Background: Glioma, the most prevalent primary brain tumor, poses challenges in prognosis, particularly in the high-grade subclass, despite advanced treatments. The recent shift in tumor classification underscores the crucial role of isocitrate dehydrogenase (IDH) mutation status in the clinical care of glioma patients. However, conventional methods for determining IDH status, including biopsy, have limitations. Exploring the use of machine learning (ML) on magnetic resonance imaging to predict IDH mutation status shows promise but encounters challenges in generalizability and translation into clinical practice because most studies either use single institution or homogeneous datasets for model training and validation. Our study aims to bridge this gap by using multi-institution data for model validation.

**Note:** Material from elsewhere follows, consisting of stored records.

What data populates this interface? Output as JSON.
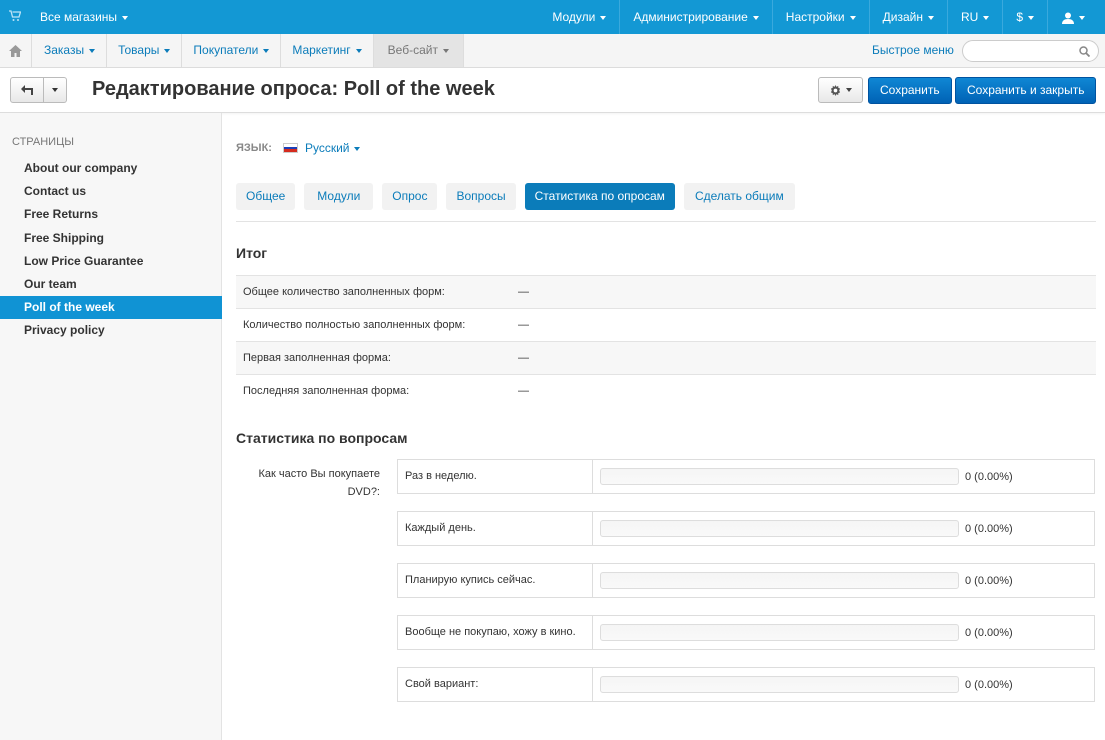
{
  "topbar": {
    "stores_label": "Все магазины",
    "items": [
      {
        "label": "Модули"
      },
      {
        "label": "Администрирование"
      },
      {
        "label": "Настройки"
      },
      {
        "label": "Дизайн"
      },
      {
        "label": "RU"
      },
      {
        "label": "$"
      }
    ]
  },
  "mainnav": {
    "items": [
      {
        "label": "Заказы"
      },
      {
        "label": "Товары"
      },
      {
        "label": "Покупатели"
      },
      {
        "label": "Маркетинг"
      },
      {
        "label": "Веб-сайт"
      }
    ],
    "active_index": 4,
    "quick_menu": "Быстрое меню",
    "search_placeholder": ""
  },
  "header": {
    "title": "Редактирование опроса: Poll of the week",
    "save_label": "Сохранить",
    "save_close_label": "Сохранить и закрыть"
  },
  "sidebar": {
    "heading": "Страницы",
    "items": [
      {
        "label": "About our company"
      },
      {
        "label": "Contact us"
      },
      {
        "label": "Free Returns"
      },
      {
        "label": "Free Shipping"
      },
      {
        "label": "Low Price Guarantee"
      },
      {
        "label": "Our team"
      },
      {
        "label": "Poll of the week"
      },
      {
        "label": "Privacy policy"
      }
    ],
    "active_index": 6
  },
  "content": {
    "lang_label": "Язык:",
    "lang_value": "Русский",
    "tabs": [
      {
        "label": "Общее"
      },
      {
        "label": "Модули"
      },
      {
        "label": "Опрос"
      },
      {
        "label": "Вопросы"
      },
      {
        "label": "Статистика по опросам"
      },
      {
        "label": "Сделать общим"
      }
    ],
    "active_tab": 4,
    "summary_title": "Итог",
    "summary": [
      {
        "key": "Общее количество заполненных форм:",
        "value": "—"
      },
      {
        "key": "Количество полностью заполненных форм:",
        "value": "—"
      },
      {
        "key": "Первая заполненная форма:",
        "value": "—"
      },
      {
        "key": "Последняя заполненная форма:",
        "value": "—"
      }
    ],
    "questions_title": "Статистика по вопросам",
    "question": {
      "label": "Как часто Вы покупаете DVD?:",
      "answers": [
        {
          "text": "Раз в неделю.",
          "result": "0 (0.00%)",
          "fraction": 0
        },
        {
          "text": "Каждый день.",
          "result": "0 (0.00%)",
          "fraction": 0
        },
        {
          "text": "Планирую купись сейчас.",
          "result": "0 (0.00%)",
          "fraction": 0
        },
        {
          "text": "Вообще не покупаю, хожу в кино.",
          "result": "0 (0.00%)",
          "fraction": 0
        },
        {
          "text": "Свой вариант:",
          "result": "0 (0.00%)",
          "fraction": 0
        }
      ]
    }
  },
  "colors": {
    "primary": "#1398d4",
    "link": "#0b7cba",
    "button": "#0b6fc7"
  },
  "icons": [
    "cart-icon",
    "home-icon",
    "search-icon",
    "back-icon",
    "gear-icon",
    "user-icon",
    "flag-ru-icon"
  ]
}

Methods: This retrospective study utilizes data from large, annotated datasets for internal (377 cases from Yale New Haven Hospitals) and external validation (207 cases from facilities outside Yale New Haven Health). The 6-step research process includes image acquisition, semi-automated tumor segmentation, feature extraction, model building with feature selection, internal validation, and external validation. An extreme gradient boosting ML model predicted the IDH mutation status, confirmed by immunohistochemistry.
Results: The ML model demonstrated high performance, with an Area under the Curve (AUC), Accuracy, Sensitivity, and Specificity in internal validation of 0.862, 0.865, 0.885, and 0.713, and external validation of 0.835, 0.851, 0.850, and 0.847.
Conclusions: The ML model, built on a heterogeneous dataset, provided robust results in external validation for the prediction task, emphasizing its potential clinical utility. Future research should explore expanding its applicability and validation in diverse global healthcare settings.